John 15:12  My command is this: Love each other as I have loved you. Greater love has no one than this, that he lay down his life for his friends. 

Romans 12:9-10  Love must be sincere. Hate what is evil; cling to what is good. Be devoted to one another in brotherly love. Honor one another above yourselves.

Mark 7:20  What comes out of a man is what makes him ‘unclean.’ For from within, out of men’s hearts, come evil thoughts, sexual immorality, theft, murder, adultery, greed, malice, deceit, lewdness, envy, slander, arrogance and folly. All these evils come from inside and make a man ‘unclean.’

Luke 13:34  ‘O Jerusalem, Jerusalem, you who kill the prophets and stone those sent to you, how often I have longed to gather your children together, as a hen gathers her chicks under her wings, but you were not willing!’

John 4:13-14  Jesus answered, ‘Everyone who drinks this water will be thirsty again, but whoever drinks the water I give him will never thirst. Indeed, the water I give him will become in him a spring of water welling up to eternal life.’

Matthew 9:12-13  …Jesus said, “It is not the healthy who need a doctor, but the sick. But go and learn what this means: ‘I desire mercy, not sacrifice.’ For I have not come to call the righteous, but sinners.”

2 Corinthians 2:4  For I wrote you out of great distress and anguish of heart and with many tears, not to grieve you but to let you know the depth of my love for you.

Matthew 10:42  And if anyone gives even a cup of cold water to one of these little ones because he is my disciple, I tell you the truth, he will certainly not lose his reward.

Matthew 24:12  Because of the increase of wickedness, the love of most will grow cold, but he who stands firm to the end will be saved. 

Matthew 25:35-36; 40  For I was hungry and you gave me something to eat, I was thirsty and you gave me something to drink, I was a stranger and you invited me in, I needed clothes and you clothed me, I was sick and you looked after me, I was in prison and you came to visit me…whatever you did for one of the least of these brothers of mine, you did for me.

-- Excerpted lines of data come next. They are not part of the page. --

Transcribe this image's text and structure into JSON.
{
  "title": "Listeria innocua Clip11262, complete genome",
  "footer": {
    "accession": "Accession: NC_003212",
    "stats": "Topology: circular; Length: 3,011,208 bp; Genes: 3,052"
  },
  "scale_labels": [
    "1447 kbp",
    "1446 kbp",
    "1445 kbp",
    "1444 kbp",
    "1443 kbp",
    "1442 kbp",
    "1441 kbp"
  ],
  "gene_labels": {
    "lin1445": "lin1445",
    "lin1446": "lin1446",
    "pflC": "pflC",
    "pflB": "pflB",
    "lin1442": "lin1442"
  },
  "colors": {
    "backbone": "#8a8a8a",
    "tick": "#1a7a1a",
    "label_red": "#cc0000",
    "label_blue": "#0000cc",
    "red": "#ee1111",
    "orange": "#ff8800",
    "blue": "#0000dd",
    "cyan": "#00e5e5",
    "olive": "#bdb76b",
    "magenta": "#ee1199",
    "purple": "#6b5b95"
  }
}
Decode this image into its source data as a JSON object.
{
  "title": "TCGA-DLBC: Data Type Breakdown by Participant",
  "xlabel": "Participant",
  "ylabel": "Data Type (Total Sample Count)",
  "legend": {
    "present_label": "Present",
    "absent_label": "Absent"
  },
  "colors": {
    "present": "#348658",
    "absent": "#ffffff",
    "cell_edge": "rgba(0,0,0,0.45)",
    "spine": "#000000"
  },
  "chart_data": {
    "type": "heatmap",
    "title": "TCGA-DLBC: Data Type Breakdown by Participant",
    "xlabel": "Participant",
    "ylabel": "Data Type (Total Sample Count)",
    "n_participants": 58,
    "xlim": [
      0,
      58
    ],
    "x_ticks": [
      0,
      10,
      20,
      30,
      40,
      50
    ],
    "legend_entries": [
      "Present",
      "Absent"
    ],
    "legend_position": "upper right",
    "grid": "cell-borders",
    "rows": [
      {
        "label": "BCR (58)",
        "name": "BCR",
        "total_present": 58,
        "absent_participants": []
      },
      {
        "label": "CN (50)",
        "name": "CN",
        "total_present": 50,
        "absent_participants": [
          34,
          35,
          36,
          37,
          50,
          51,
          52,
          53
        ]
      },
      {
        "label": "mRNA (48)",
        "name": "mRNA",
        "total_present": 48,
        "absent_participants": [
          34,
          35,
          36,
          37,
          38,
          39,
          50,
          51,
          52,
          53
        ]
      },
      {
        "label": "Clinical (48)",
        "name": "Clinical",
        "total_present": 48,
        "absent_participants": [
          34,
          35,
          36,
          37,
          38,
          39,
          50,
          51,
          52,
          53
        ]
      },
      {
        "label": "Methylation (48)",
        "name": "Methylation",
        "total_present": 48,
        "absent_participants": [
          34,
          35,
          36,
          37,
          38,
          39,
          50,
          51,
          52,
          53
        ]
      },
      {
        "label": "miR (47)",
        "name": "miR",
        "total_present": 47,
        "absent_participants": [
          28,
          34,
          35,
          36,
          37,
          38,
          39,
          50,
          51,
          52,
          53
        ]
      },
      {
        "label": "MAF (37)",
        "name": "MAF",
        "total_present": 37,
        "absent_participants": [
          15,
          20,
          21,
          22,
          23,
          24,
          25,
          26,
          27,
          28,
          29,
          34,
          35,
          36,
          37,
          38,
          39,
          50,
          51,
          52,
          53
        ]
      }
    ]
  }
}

Philemon 6  I pray that you may be active in sharing your faith, so that you will have a full understanding of every good thing we have in Christ. Your love has given me great joy and encouragement, because you, brother, have refreshed the hearts of the saints.

1 Peter 1:22  Now that you have purified yourselves by obeying the truth so that you have sincere love for your brothers, love one another deeply, from the heart.

2 Peter 1:5-9  For this very reason, make every effort to add to your faith, goodness; and to goodness, knowledge; and to knowledge, self-control and to self-control, perseverance; and to perseverance, godliness; and to godliness, brotherly kindness; and to brotherly kindness, love. For if you possess these qualities in increasing measure, they will keep you from being ineffective and unproductive in your knowledge of our Lord Jesus Christ. But if anyone does not have them, he is nearsighted and blind, and has forgotten that he has been cleansed from his past sins.

1 John 4:7-12  Dear friends, let us love one another, for love comes from God. Everyone who loves has been born of God and knows God. Whoever does not love does not know God, because God is love. This is how God showed his love among us: He sent his one and only Son into the world that we might live through him. This is love: not that we loved God, but that he loved us and sent his Son as an atoning sacrifice for our sins. Dear friends, since God so loved us, we also ought to love one another. No one has ever seen God; but if we love one another, God lives in us and his love is made complete in us.

Hebrew 13:3  Remember those in prison as if you were their fellow prisoners, and those who are mistreated as if you yourselves were suffering.